Adding to what jdsumsion said, subtree-merge (or git subtree
, which does the same thing in one step) won't work, since all it does is give you a merge commit that moves all files from the root to your sub-directory. In order to have your file history be maintained, the file would need to always have been at its final location, which would require rewriting all previous commits.
So the way you do that is you don't use git filter-branch
, because this is one little bash script that very much does not want you to use it. You should use git-filter-repo instead.
The procedure just involves fetching the external project as its own remote, as with the subtree merge, then making a local tracking branch and rewriting all commits on that branch to have retroactively always used the path you want. You can then just merge the branch into your main project with the unrelated-histories
flag.
The use of bash variables is mainly for ease of reuse and readability. I don't expect this to work if you want your sub-directory to contain spaces and the like, but it should be fairly easy to adjust by hand in that sort of case.
export SUBTREE_PREFIX="MySubproject"
git remote add -f "${SUBTREE_PREFIX:?}-remote" https://my-git-repo.invalid/Subproject.git
git checkout "${SUBTREE_PREFIX:?}-remote"/master -b "${SUBTREE_PREFIX:?}-master"
# --force is to skip the "freshly cloned repo" check.
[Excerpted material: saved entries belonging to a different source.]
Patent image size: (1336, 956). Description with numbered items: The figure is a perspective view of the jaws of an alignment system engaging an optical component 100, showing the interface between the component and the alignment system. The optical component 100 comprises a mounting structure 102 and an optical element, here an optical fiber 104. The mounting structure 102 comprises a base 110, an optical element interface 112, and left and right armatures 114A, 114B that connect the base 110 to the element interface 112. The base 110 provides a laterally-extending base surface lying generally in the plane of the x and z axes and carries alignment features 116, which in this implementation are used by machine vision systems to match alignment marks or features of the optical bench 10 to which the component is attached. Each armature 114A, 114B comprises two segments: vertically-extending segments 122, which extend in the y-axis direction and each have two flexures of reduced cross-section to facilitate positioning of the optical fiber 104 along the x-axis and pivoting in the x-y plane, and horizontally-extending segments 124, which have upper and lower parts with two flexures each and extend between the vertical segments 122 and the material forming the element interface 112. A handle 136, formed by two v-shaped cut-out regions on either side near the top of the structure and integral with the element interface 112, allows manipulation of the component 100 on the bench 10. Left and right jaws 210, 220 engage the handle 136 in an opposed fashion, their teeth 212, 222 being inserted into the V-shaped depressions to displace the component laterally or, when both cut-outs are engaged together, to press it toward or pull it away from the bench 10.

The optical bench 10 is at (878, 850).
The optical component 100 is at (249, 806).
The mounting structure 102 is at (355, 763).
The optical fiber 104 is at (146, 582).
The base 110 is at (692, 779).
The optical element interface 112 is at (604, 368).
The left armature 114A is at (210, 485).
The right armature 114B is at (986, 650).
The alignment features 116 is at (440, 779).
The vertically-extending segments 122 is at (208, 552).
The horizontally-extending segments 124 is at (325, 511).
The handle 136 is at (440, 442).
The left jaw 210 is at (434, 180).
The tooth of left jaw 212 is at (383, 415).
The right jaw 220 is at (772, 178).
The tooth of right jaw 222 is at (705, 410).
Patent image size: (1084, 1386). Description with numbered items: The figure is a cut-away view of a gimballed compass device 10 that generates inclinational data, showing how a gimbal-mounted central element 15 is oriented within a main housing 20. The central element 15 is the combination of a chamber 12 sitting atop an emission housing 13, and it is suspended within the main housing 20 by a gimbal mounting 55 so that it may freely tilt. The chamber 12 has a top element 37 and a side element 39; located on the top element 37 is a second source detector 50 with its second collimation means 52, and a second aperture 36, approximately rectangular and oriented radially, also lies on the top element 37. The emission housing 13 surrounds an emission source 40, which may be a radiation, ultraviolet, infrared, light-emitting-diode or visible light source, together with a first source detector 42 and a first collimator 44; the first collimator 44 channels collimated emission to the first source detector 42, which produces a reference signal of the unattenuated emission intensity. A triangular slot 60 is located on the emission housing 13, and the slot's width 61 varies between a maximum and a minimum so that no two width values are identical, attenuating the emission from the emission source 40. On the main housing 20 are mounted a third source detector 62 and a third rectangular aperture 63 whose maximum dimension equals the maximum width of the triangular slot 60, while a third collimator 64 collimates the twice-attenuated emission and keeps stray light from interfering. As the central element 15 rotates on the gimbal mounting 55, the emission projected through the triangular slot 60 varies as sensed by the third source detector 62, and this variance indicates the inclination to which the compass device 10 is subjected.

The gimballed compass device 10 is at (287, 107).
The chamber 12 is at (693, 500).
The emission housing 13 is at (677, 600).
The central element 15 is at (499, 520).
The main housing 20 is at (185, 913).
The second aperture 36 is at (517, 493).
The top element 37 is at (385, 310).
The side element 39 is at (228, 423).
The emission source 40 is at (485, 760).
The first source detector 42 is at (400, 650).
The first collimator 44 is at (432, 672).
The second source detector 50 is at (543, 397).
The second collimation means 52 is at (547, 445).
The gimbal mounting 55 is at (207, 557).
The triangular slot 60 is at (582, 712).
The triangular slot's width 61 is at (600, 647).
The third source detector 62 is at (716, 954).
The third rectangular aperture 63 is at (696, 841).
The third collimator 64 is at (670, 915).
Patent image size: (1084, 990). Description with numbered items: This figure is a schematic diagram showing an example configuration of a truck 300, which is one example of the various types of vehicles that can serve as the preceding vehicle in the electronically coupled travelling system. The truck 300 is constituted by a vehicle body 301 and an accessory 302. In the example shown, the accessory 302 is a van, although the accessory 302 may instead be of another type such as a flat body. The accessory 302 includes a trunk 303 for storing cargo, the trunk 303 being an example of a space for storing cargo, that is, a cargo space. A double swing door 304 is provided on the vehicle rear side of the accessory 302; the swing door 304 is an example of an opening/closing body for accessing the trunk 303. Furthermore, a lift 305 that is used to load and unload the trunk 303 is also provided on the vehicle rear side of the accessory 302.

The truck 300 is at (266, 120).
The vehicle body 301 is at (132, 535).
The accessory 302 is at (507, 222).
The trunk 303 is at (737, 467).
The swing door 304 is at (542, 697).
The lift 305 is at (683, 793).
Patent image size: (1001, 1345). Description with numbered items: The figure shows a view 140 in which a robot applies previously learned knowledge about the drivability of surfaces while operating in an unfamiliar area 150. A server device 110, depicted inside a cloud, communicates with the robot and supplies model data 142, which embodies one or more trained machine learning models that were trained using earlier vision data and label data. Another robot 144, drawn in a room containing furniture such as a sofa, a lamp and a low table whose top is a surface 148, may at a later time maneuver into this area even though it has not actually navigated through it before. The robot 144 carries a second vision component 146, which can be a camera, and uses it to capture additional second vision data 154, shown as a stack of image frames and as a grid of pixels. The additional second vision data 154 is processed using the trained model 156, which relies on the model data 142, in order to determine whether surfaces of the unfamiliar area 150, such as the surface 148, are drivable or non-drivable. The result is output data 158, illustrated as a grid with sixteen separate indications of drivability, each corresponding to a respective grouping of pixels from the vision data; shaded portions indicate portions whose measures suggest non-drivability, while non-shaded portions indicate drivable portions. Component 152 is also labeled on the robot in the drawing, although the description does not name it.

# All the refs we'll be operating on are fresh, even if the repo isn't
# Remove --dry-run once you've checked .git/filter-repo/fast-export.filtered
# to be sure that everything is correct.
git filter-repo --refs "${SUBTREE_PREFIX:?}-master" --to-subdirectory-filter "${SUBTREE_PREFIX:?}" --force --dry-run
git checkout master
git merge "${SUBTREE_PREFIX:?}-master" --allow-unrelated-histories
# Repeat for however many repos you need to add
Speaking for myself, given how the entire point of the manipulation is to group the commit history of multiple repositories into one, I would also want to prefix the commit messages with which subproject these are from, so I can keep track afterwards.
git filter-repo --refs "${SUBTREE_PREFIX:?}-master" --to-subdirectory-filter "${SUBTREE_PREFIX:?}" --message-callback="return message if message.startswith(b'${SUBTREE_PREFIX:?}:') else b'${SUBTREE_PREFIX:?}: ' + message" --force --dry-run
Also, some git servers will deny your branch if you attempt pushing commits that were not committed by you. git rebase
normally sets the committer to you while leaving the commit author intact, but here you need to do it manually.
git filter-repo --refs "${SUBTREE_PREFIX:?}-master" --to-subdirectory-filter "${SUBTREE_PREFIX:?}" --commit-callback '
commit.committer_name = "You"
commit.committer_email = "your@email.example"
' --message-callback="return message if message.startswith(b'${SUBTREE_PREFIX:?}:') else b'${SUBTREE_PREFIX:?}: ' + message" --force --dry-run
Keep in mind that, unlike with git subtree
or a submodule, you won't be able to separately maintain the standalone and altered copies of the project, since they will no longer any history. If this is a third party library you're trying to keep a vendored, up-to-date copy of in your tree, you will find that merging the upstream changes isn't really possible.